# Kuhlii Loach fry



## cah925 (Jun 23, 2007)

During my tank tear down tonight, I found a young kuhlii loach. Prior to the tear down, I had a small field of Blyxa japonica with a couple small clay pots hidden in the Blyxa. The kuhliis primarily stayed in the Blyxa corner and would come out in the early morning looking for food. Here's some pics.









Next to otos









It's a little blurry, but you can see the size comparison with an adult.


----------



## mgamer20o0 (Jul 15, 2006)

wow thats a amazing. dont think its common at all for this to happen.


----------



## cah925 (Jun 23, 2007)

I was doing a little research on this and it seems that breeding in aquaria can happen, but is indeed very rare. It looks like I got lucky.


----------



## ddavila06 (Jan 31, 2009)

i heard that a guy breed some that hid in the under-gravel filter...i wish i could get a guppy to breed.....


----------



## LVKSPlantlady (Oct 4, 2009)

OH I love it! I wish Mine would do this...


----------



## Tex Gal (Nov 1, 2007)

How amazing is this!!! That is so cool! This is one of my favorite fish!


----------



## cah925 (Jun 23, 2007)

One of my favorites too. I have 6 adults in the tank + the baby.


----------



## mgamer20o0 (Jul 15, 2006)

ddavila06 said:


> i heard that a guy breed some that hid in the under-gravel filter...i wish i could get a guppy to breed.....

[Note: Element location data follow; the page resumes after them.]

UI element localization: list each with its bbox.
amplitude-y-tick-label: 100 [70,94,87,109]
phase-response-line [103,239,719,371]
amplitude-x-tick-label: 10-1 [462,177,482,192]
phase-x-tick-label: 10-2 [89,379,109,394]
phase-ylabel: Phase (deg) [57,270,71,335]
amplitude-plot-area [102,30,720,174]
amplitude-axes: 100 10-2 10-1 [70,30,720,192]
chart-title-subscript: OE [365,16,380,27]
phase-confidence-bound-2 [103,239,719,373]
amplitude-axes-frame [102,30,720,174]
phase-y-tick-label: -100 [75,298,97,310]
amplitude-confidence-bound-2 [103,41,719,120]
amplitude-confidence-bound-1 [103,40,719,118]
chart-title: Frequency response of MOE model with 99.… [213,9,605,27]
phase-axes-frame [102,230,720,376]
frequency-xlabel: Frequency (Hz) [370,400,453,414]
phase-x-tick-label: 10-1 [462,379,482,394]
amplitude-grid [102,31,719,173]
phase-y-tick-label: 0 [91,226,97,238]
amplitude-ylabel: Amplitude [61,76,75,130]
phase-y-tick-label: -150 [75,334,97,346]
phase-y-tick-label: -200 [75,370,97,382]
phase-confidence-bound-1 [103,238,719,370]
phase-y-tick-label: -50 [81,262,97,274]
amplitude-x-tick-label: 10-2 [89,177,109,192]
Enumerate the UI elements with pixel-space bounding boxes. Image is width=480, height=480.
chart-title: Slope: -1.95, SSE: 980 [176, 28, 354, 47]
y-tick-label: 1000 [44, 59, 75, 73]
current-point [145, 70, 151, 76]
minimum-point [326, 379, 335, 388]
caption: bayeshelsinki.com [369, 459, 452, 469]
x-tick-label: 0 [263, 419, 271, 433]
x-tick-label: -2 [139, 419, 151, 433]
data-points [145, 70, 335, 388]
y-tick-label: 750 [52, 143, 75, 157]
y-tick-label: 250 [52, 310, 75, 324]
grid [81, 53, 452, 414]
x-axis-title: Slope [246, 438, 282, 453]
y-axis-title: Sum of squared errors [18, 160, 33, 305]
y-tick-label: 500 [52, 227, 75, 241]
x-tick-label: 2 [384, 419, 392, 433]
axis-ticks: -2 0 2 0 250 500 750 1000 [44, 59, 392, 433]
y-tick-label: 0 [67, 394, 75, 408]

if you cant get a guppy to breed something is going on in there lol..... heck if my kuhli breed for me i wouldnt know.... if i see the adults once or twice a month i am lucky.


----------



## jczz1232 (May 8, 2008)

Oh nice how many adults did you had?


----------



## Six (May 29, 2006)

Very cool. Too bad you tore down the ideal breeding habitat for them! Any idea what may have been the trigger for you? What kind of fish did you have with them?

Congrats though I dare you to repeat it!


----------



## cah925 (Jun 23, 2007)

I really don't know what triggered it. I use Aquasoil so the pH is slightly acidic. The hardness is also low, usually in the 3-4 range. The fish are tetras mainly, but they stay out of the Blyxa once it gets thick. I also have some Boraras maculatus that hides in the Blyxa with the kuhliis. As far as tearing down the ideal breeding habitat, I actually made it larger in the new scape. I'll update my journal later, but here's a sneak preview. 









Instead of just having a small corner of Blyxa, I made a field of Blyxa with several Crypts mixed in. Some taller swords, stems and C helferi will take up the back half of the tank. I'll also be adding some ferns, anubias and hopefully some fissiden to the wood later next week.


----------



## cah925 (Jun 23, 2007)

This is the (now torn down) field of Blyxa the loaches called home.









I rescaped the tank using Blyxa as my main foreground. You can see updated pics in my 125 gal journal.


----------



## eminemchang2 (Nov 10, 2007)

I wish someone figured out how to breed them non-accidently ;p Was that adult an albino kuhlii?


----------



## cah925 (Jun 23, 2007)

No albino kuhliis in this tank. He/she was just moving so fast all I got was a light blur in the pic.


----------